The DHS memo also includes precursors to the ill-fated “Right-wing Extremism: Current Economic and Political Climate Fueling Resurgence in Radicalization and Recruitment” report, which prompted outrage from legislators and a campaign calling for the resignation of DHS Secretary Janet Napolitano.

For example, the lexicon contains virtually the same broad-stroke language the right-wing extremism report used.

“Rightwing extremism,” the lexicon defines as those “who can be broadly divided into those who are primarily hate-oriented, and those who are mainly antigovernment and reject federal authority in favor of state or local authority. This term also may refer to rightwing extremist movements that are dedicated to a single issue, such as opposition to abortion or immigration.”

The lexicon further points to those who oppose driver’s licenses for illegal immigrants.

“Anti-immigration extremism,” the lexicon defines as “a movement of groups or individuals who are vehemently opposed to illegal immigration, particularly along the U.S. southwest border with Mexico, and who have been known to advocate or engage in criminal activity and plot acts of violence and terrorism to advance their extremist goals. They are highly critical of the U.S. Government’s response to illegal immigration and oppose government programs that are designed to extend ‘rights’ to illegal aliens, such as issuing driver’s licenses or national identification cards and providing in-state tuition, medical benefits, or public education.”

Unlike the right-wing extremism report, however, the lexicon includes definitions of extremism across a broad spectrum of issues: anarchy, animal rights extremism, black nationalism, Cuban independence, environmentalism, Jewish extremism, Mexican separatism, right-wing militias, white supremacists, the anti-war movement and more.

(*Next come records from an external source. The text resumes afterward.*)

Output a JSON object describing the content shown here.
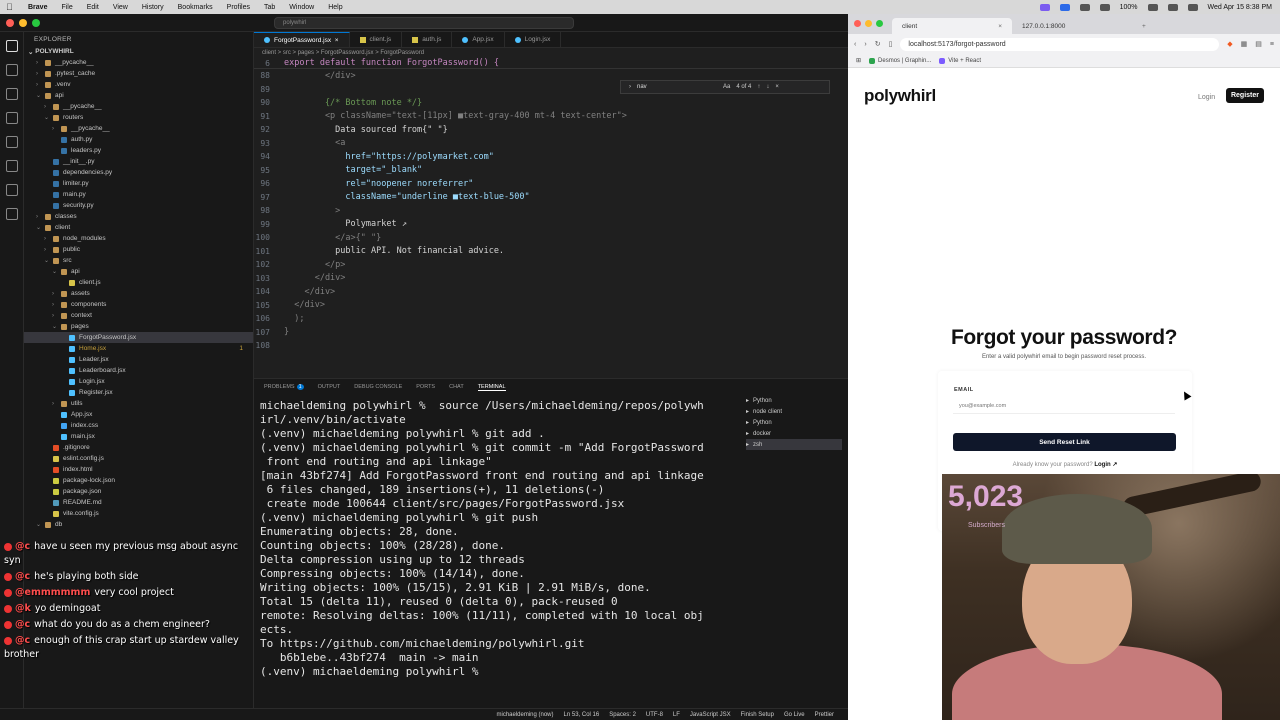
{
  "menubar": {
    "app": "Brave",
    "items": [
      "File",
      "Edit",
      "View",
      "History",
      "Bookmarks",
      "Profiles",
      "Tab",
      "Window",
      "Help"
    ],
    "clock": "Wed Apr 15  8:38 PM",
    "battery": "100%"
  },
  "vscode": {
    "search_placeholder": "polywhirl",
    "explorer_header": "EXPLORER",
    "project": "POLYWHIRL",
    "tree": [
      {
        "label": "__pycache__",
        "indent": 1,
        "type": "folder",
        "open": false
      },
      {
        "label": ".pytest_cache",
        "indent": 1,
        "type": "folder",
        "open": false
      },
      {
        "label": ".venv",
        "indent": 1,
        "type": "folder",
        "open": false
      },
      {
        "label": "api",
        "indent": 1,
        "type": "folder",
        "open": true
      },
      {
        "label": "__pycache__",
        "indent": 2,
        "type": "folder",
        "open": false
      },
      {
        "label": "routers",
        "indent": 2,
        "type": "folder",
        "open": true
      },
      {
        "label": "__pycache__",
        "indent": 3,
        "type": "folder",
        "open": false
      },
      {
        "label": "auth.py",
        "indent": 3,
        "type": "py"
      },
      {
        "label": "leaders.py",
        "indent": 3,
        "type": "py"
      },
      {
        "label": "__init__.py",
        "indent": 2,
        "type": "py"
      },
      {
        "label": "dependencies.py",
        "indent": 2,
        "type": "py"
      },
      {
        "label": "limiter.py",
        "indent": 2,
        "type": "py"
      },
      {
        "label": "main.py",
        "indent": 2,
        "type": "py"
      },
      {
        "label": "security.py",
        "indent": 2,
        "type": "py"
      },
      {
        "label": "classes",
        "indent": 1,
        "type": "folder",
        "open": false
      },
      {
        "label": "client",
        "indent": 1,
        "type": "folder",
        "open": true
      },
      {
        "label": "node_modules",
        "indent": 2,
        "type": "folder",
        "open": false
      },
      {
        "label": "public",
        "indent": 2,
        "type": "folder",
        "open": false
      },
      {
        "label": "src",
        "indent": 2,
        "type": "folder",
        "open": true
      },
      {
        "label": "api",
        "indent": 3,
        "type": "folder",
        "open": true
      },
      {
        "label": "client.js",
        "indent": 4,
        "type": "js"
      },
      {
        "label": "assets",
        "indent": 3,
        "type": "folder",
        "open": false
      },
      {
        "label": "components",
        "indent": 3,
        "type": "folder",
        "open": false
      },
      {
        "label": "context",
        "indent": 3,
        "type": "folder",
        "open": false
      },
      {
        "label": "pages",
        "indent": 3,
        "type": "folder",
        "open": true
      },
      {
        "label": "ForgotPassword.jsx",
        "indent": 4,
        "type": "jsx",
        "selected": true
      },
      {
        "label": "Home.jsx",
        "indent": 4,
        "type": "jsx",
        "badge": "1"
      },
      {
        "label": "Leader.jsx",
        "indent": 4,
        "type": "jsx"
      },
      {
        "label": "Leaderboard.jsx",
        "indent": 4,
        "type": "jsx"
      },
      {
        "label": "Login.jsx",
        "indent": 4,
        "type": "jsx"
      },
      {
        "label": "Register.jsx",
        "indent": 4,
        "type": "jsx"
      },
      {
        "label": "utils",
        "indent": 3,
        "type": "folder",
        "open": false
      },
      {
        "label": "App.jsx",
        "indent": 3,
        "type": "jsx"
      },
      {
        "label": "index.css",
        "indent": 3,
        "type": "css"
      },
      {
        "label": "main.jsx",
        "indent": 3,
        "type": "jsx"
      },
      {
        "label": ".gitignore",
        "indent": 2,
        "type": "git"
      },
      {
        "label": "eslint.config.js",
        "indent": 2,
        "type": "js"
      },
      {
        "label": "index.html",
        "indent": 2,
        "type": "html"
      },
      {
        "label": "package-lock.json",
        "indent": 2,
        "type": "json"
      },
      {
        "label": "package.json",
        "indent": 2,
        "type": "json"
      },
      {
        "label": "README.md",
        "indent": 2,
        "type": "md"
      },
      {
        "label": "vite.config.js",
        "indent": 2,
        "type": "js"
      },
      {
        "label": "db",
        "indent": 1,
        "type": "folder",
        "open": true
      }
    ],
    "tabs": [
      {
        "label": "ForgotPassword.jsx",
        "kind": "jsx",
        "active": true
      },
      {
        "label": "client.js",
        "kind": "js"
      },
      {
        "label": "auth.js",
        "kind": "js"
      },
      {
        "label": "App.jsx",
        "kind": "jsx"
      },
      {
        "label": "Login.jsx",
        "kind": "jsx"
      }
    ],
    "breadcrumb": "client > src > pages > ForgotPassword.jsx > ForgotPassword",
    "find": {
      "query": "nav",
      "match": "4 of 4",
      "aa": "Aa"
    },
    "sticky": {
      "num": "6",
      "text": "export default function ForgotPassword() {"
    },
    "code": [
      {
        "num": "88",
        "text": "        </div>"
      },
      {
        "num": "89",
        "text": ""
      },
      {
        "num": "90",
        "text": "        {/* Bottom note */}"
      },
      {
        "num": "91",
        "text": "        <p className=\"text-[11px] ■text-gray-400 mt-4 text-center\">"
      },
      {
        "num": "92",
        "text": "          Data sourced from{\" \"}"
      },
      {
        "num": "93",
        "text": "          <a"
      },
      {
        "num": "94",
        "text": "            href=\"https://polymarket.com\""
      },
      {
        "num": "95",
        "text": "            target=\"_blank\""
      },
      {
        "num": "96",
        "text": "            rel=\"noopener noreferrer\""
      },
      {
        "num": "97",
        "text": "            className=\"underline ■text-blue-500\""
      },
      {
        "num": "98",
        "text": "          >"
      },
      {
        "num": "99",
        "text": "            Polymarket ↗"
      },
      {
        "num": "100",
        "text": "          </a>{\" \"}"
      },
      {
        "num": "101",
        "text": "          public API. Not financial advice."
      },
      {
        "num": "102",
        "text": "        </p>"
      },
      {
        "num": "103",
        "text": "      </div>"
      },
      {
        "num": "104",
        "text": "    </div>"
      },
      {
        "num": "105",
        "text": "  </div>"
      },
      {
        "num": "106",
        "text": "  );"
      },
      {
        "num": "107",
        "text": "}"
      },
      {
        "num": "108",
        "text": ""
      }
    ],
    "panel_tabs": [
      "PROBLEMS",
      "OUTPUT",
      "DEBUG CONSOLE",
      "PORTS",
      "CHAT",
      "TERMINAL"
    ],
    "problems_count": "1",
    "terminal_lines": [
      "michaeldeming polywhirl %  source /Users/michaeldeming/repos/polywh",
      "irl/.venv/bin/activate",
      "(.venv) michaeldeming polywhirl % git add .",
      "(.venv) michaeldeming polywhirl % git commit -m \"Add ForgotPassword",
      " front end routing and api linkage\"",
      "[main 43bf274] Add ForgotPassword front end routing and api linkage",
      " 6 files changed, 189 insertions(+), 11 deletions(-)",
      " create mode 100644 client/src/pages/ForgotPassword.jsx",
      "(.venv) michaeldeming polywhirl % git push",
      "Enumerating objects: 28, done.",
      "Counting objects: 100% (28/28), done.",
      "Delta compression using up to 12 threads",
      "Compressing objects: 100% (14/14), done.",
      "Writing objects: 100% (15/15), 2.91 KiB | 2.91 MiB/s, done.",
      "Total 15 (delta 11), reused 0 (delta 0), pack-reused 0",
      "remote: Resolving deltas: 100% (11/11), completed with 10 local obj",
      "ects.",
      "To https://github.com/michaeldeming/polywhirl.git",
      "   b6b1ebe..43bf274  main -> main",
      "(.venv) michaeldeming polywhirl % "
    ],
    "terminals": [
      "Python",
      "node  client",
      "Python",
      "docker",
      "zsh"
    ],
    "status": [
      "michaeldeming (now)",
      "Ln 53, Col 16",
      "Spaces: 2",
      "UTF-8",
      "LF",
      "JavaScript JSX",
      "Finish Setup",
      "Go Live",
      "Prettier"
    ]
  },
  "chat": [
    {
      "user": "@c",
      "text": "have u seen my previous msg about async syn"
    },
    {
      "user": "@c",
      "text": "he's playing both side"
    },
    {
      "user": "@emmmmmm",
      "text": "very cool project"
    },
    {
      "user": "@k",
      "text": "yo demingoat"
    },
    {
      "user": "@c",
      "text": "what do you do as a chem engineer?"
    },
    {
      "user": "@c",
      "text": "enough of this crap start up stardew valley brother"
    }
  ],
  "browser": {
    "tabs": [
      {
        "label": "client",
        "active": true
      },
      {
        "label": "127.0.0.1:8000"
      }
    ],
    "url": "localhost:5173/forgot-password",
    "bookmarks": [
      "Desmos | Graphin...",
      "Vite + React"
    ],
    "page": {
      "logo": "polywhirl",
      "nav_login": "Login",
      "nav_register": "Register",
      "title": "Forgot your password?",
      "subtitle": "Enter a valid polywhirl email to begin password reset process.",
      "email_label": "EMAIL",
      "email_placeholder": "you@example.com",
      "send_button": "Send Reset Link",
      "already": "Already know your password?",
      "login_link": "Login ↗"
    }
  },
  "webcam": {
    "count": "5,023",
    "label": "Subscribers"
  }
}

Among the more curious groups the DHS appears to be monitoring is the “racial Nordic mysticism” group, defined as “an ideology adopted by many white supremacist prison gangs who embrace a Norse mythological religion, such as Odinism or Asatru.”

Among the more comical definitions is the description given of what “racist skinheads” wear, enabling law officers, it appears, to identify skinheads by their preferred brand of footwear:

“Dress may include a shaved head or very short hair,” the report states, “jeans, thin suspenders, combat boots or Doc Martens, a bomber jacket, and tattoos of Nazi-like emblems.”

Sarlin, who first publicized the memo, reports that a spokesperson for DHS told him the memo was recalled “within minutes” of being issued but declined to offer any details on the reasons for its withdrawal.